Große Stärke der Hauptschulen sind die kleinen und überschaubaren Strukturen. Ihr Vorteil: Hier kennen die Lehrkräfte ihre Schülerinnen und Schüler und sich untereinander sehr gut. Vertrauensvolle Zusammenarbeit und individuelle Förderung sind selbstverständlich. Zusätzliche Unterrichtsangebote und angemessene Lernangebote unterstützen die Kinder bei Bedarf. In allen Fächern arbeiten die Lehrkräfte praxisorientiert.
 
Außerunterrichtliche Angebote, wie beispielsweise Schulfahrten und Projekte, fördern die Fähigkeiten und Kenntnisse, die es den Schülerinnen und Schülern ermöglichen, ihren Alltag erfolgreich zu bewältigen. Als Medien­scouts ausgebildete Jugendliche beraten ihre Mitschülerinnen und Mitschüler beispielsweise im Umgang mit dem Handy und dem PC.
 
Ein Schwerpunkt liegt auch auf der Förderung berufspraktischer – insbesondere handwerklicher – Fähigkeiten. Im selbst organisierten Schülercafé lernen die Schülerinnen und Schüler die „Arbeitswelt“ vom Einkauf bis zum Verkauf kennen, in der Fahrrad-Werkstatt schrauben und reparieren sie. Die Lehrkräfte und Schulso­zialfachkräfte unterstützen die Jugendlichen außerdem, um ihnen einen guten Berufseinstieg zu ermöglichen.
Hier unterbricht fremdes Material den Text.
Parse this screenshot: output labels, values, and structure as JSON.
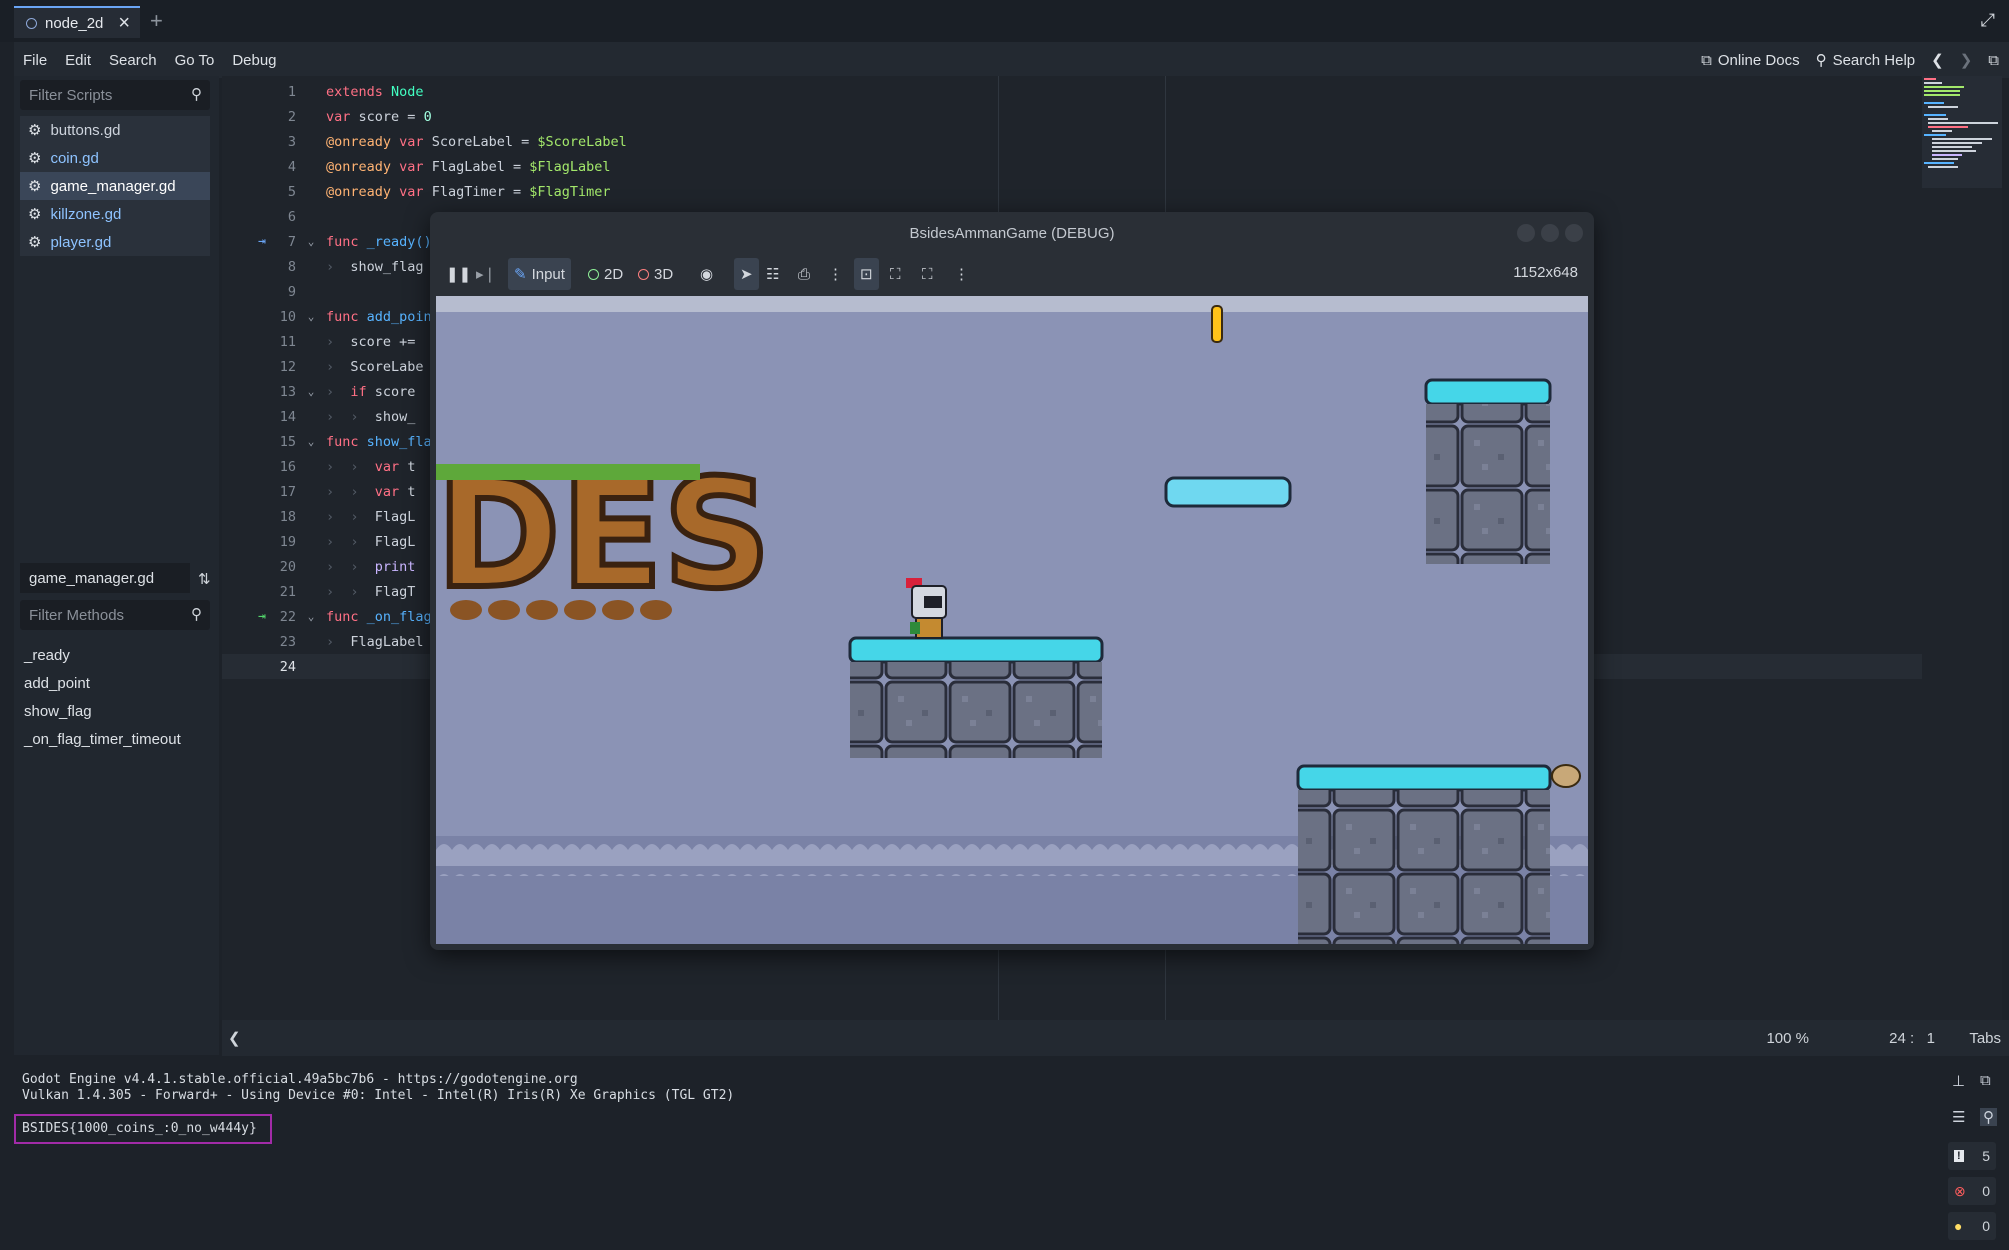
{
  "tab": {
    "name": "node_2d"
  },
  "menu": {
    "items": [
      "File",
      "Edit",
      "Search",
      "Go To",
      "Debug"
    ],
    "online_docs": "Online Docs",
    "search_help": "Search Help"
  },
  "left_panel": {
    "filter_scripts_placeholder": "Filter Scripts",
    "scripts": [
      "buttons.gd",
      "coin.gd",
      "game_manager.gd",
      "killzone.gd",
      "player.gd"
    ],
    "selected_script": "game_manager.gd",
    "current_script": "game_manager.gd",
    "filter_methods_placeholder": "Filter Methods",
    "methods": [
      "_ready",
      "add_point",
      "show_flag",
      "_on_flag_timer_timeout"
    ]
  },
  "editor": {
    "line_numbers": [
      "1",
      "2",
      "3",
      "4",
      "5",
      "6",
      "7",
      "8",
      "9",
      "10",
      "11",
      "12",
      "13",
      "14",
      "15",
      "16",
      "17",
      "18",
      "19",
      "20",
      "21",
      "22",
      "23",
      "24"
    ],
    "lines": {
      "l1": {
        "a": "extends",
        "b": "Node"
      },
      "l2": {
        "a": "var",
        "b": "score = ",
        "c": "0"
      },
      "l3": {
        "a": "@onready",
        "b": "var",
        "c": "ScoreLabel = ",
        "d": "$ScoreLabel"
      },
      "l4": {
        "a": "@onready",
        "b": "var",
        "c": "FlagLabel = ",
        "d": "$FlagLabel"
      },
      "l5": {
        "a": "@onready",
        "b": "var",
        "c": "FlagTimer = ",
        "d": "$FlagTimer"
      },
      "l7": {
        "a": "func",
        "b": "_ready()"
      },
      "l8": {
        "a": "show_flag"
      },
      "l10": {
        "a": "func",
        "b": "add_poin"
      },
      "l11": {
        "a": "score +="
      },
      "l12": {
        "a": "ScoreLabe"
      },
      "l13": {
        "a": "if",
        "b": "score"
      },
      "l14": {
        "a": "show_"
      },
      "l15": {
        "a": "func",
        "b": "show_fla"
      },
      "l16": {
        "a": "var",
        "b": "t"
      },
      "l17": {
        "a": "var",
        "b": "t"
      },
      "l18": {
        "a": "FlagL"
      },
      "l19": {
        "a": "FlagL"
      },
      "l20": {
        "a": "print"
      },
      "l21": {
        "a": "FlagT"
      },
      "l22": {
        "a": "func",
        "b": "_on_flag"
      },
      "l23": {
        "a": "FlagLabel"
      }
    }
  },
  "status": {
    "zoom": "100 %",
    "line": "24",
    "col": "1",
    "indent": "Tabs"
  },
  "output": {
    "line1": "Godot Engine v4.4.1.stable.official.49a5bc7b6 - https://godotengine.org",
    "line2": "Vulkan 1.4.305 - Forward+ - Using Device #0: Intel - Intel(R) Iris(R) Xe Graphics (TGL GT2)",
    "flag": "BSIDES{1000_coins_:0_no_w444y}",
    "counts": {
      "messages": "5",
      "errors": "0",
      "warnings": "0"
    }
  },
  "game": {
    "window_title": "BsidesAmmanGame (DEBUG)",
    "input_label": "Input",
    "label_2d": "2D",
    "label_3d": "3D",
    "resolution": "1152x648",
    "logo_text": "DES"
  },
  "colors": {
    "accent": "#6aa5f5",
    "flag_box": "#a22ba8"
  }
}
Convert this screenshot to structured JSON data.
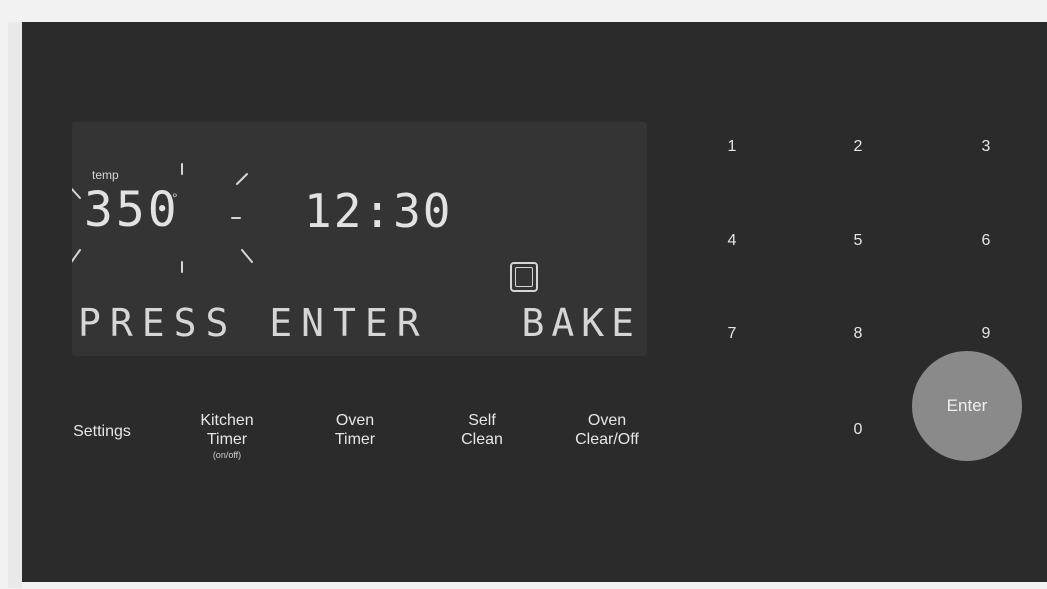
{
  "display": {
    "temp_label": "temp",
    "temp_value": "350",
    "degree_symbol": "°",
    "clock": "12:30",
    "status_text": "PRESS ENTER",
    "mode_text": "BAKE"
  },
  "function_buttons": {
    "settings": "Settings",
    "kitchen_timer_line1": "Kitchen",
    "kitchen_timer_line2": "Timer",
    "kitchen_timer_sub": "(on/off)",
    "oven_timer_line1": "Oven",
    "oven_timer_line2": "Timer",
    "self_clean_line1": "Self",
    "self_clean_line2": "Clean",
    "oven_clear_line1": "Oven",
    "oven_clear_line2": "Clear/Off"
  },
  "keypad": {
    "k1": "1",
    "k2": "2",
    "k3": "3",
    "k4": "4",
    "k5": "5",
    "k6": "6",
    "k7": "7",
    "k8": "8",
    "k9": "9",
    "k0": "0",
    "enter": "Enter"
  },
  "icons": {
    "oven": "oven-icon",
    "flash": "blinking-rays-icon"
  },
  "colors": {
    "panel": "#2b2b2b",
    "display": "#343434",
    "segment": "#d6d6d6",
    "enter_button": "#8a8a8a"
  }
}
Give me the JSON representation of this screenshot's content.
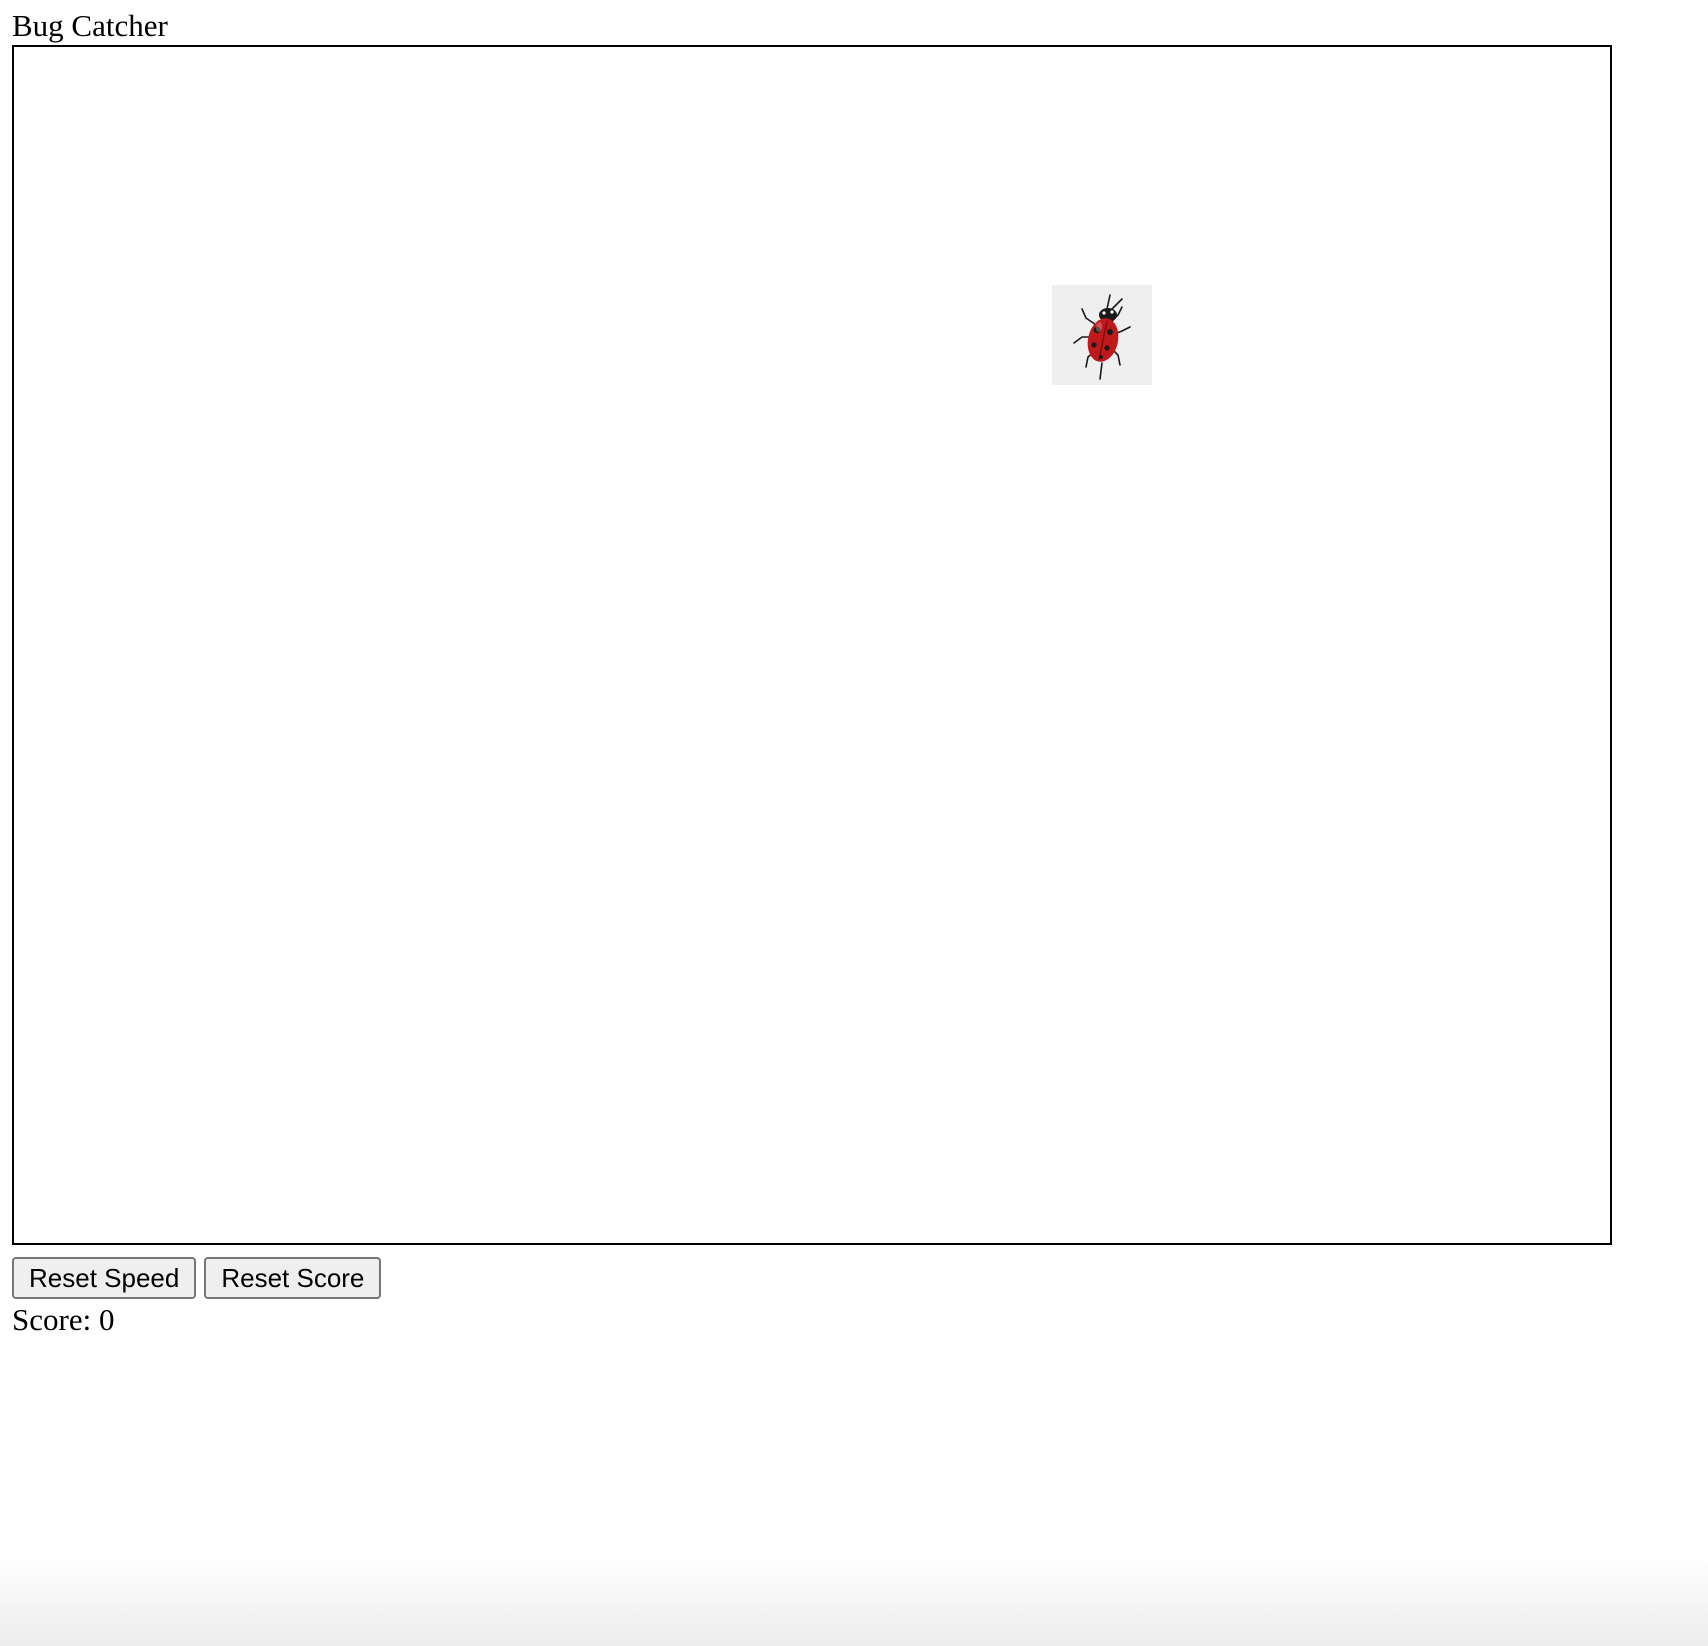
{
  "page": {
    "title": "Bug Catcher"
  },
  "game": {
    "bug": {
      "icon": "ladybug-icon",
      "colors": {
        "shell": "#c0191c",
        "spots": "#1a1a1a",
        "background": "#efefef"
      }
    }
  },
  "controls": {
    "reset_speed_label": "Reset Speed",
    "reset_score_label": "Reset Score"
  },
  "score": {
    "label": "Score:",
    "value": "0"
  }
}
In Betriebs- und Langzeitpraktika lernen die Schülerinnen und Schüler „ihren“ Beruf kennen und qualifizieren sich häufig dabei für einen Ausbildungsplatz. Durch die jahrelange intensive Zusammenarbeit mit Betrieben erzielen die Hauptschulen eine hohe Vermittlungsquote in Ausbildungsstellen.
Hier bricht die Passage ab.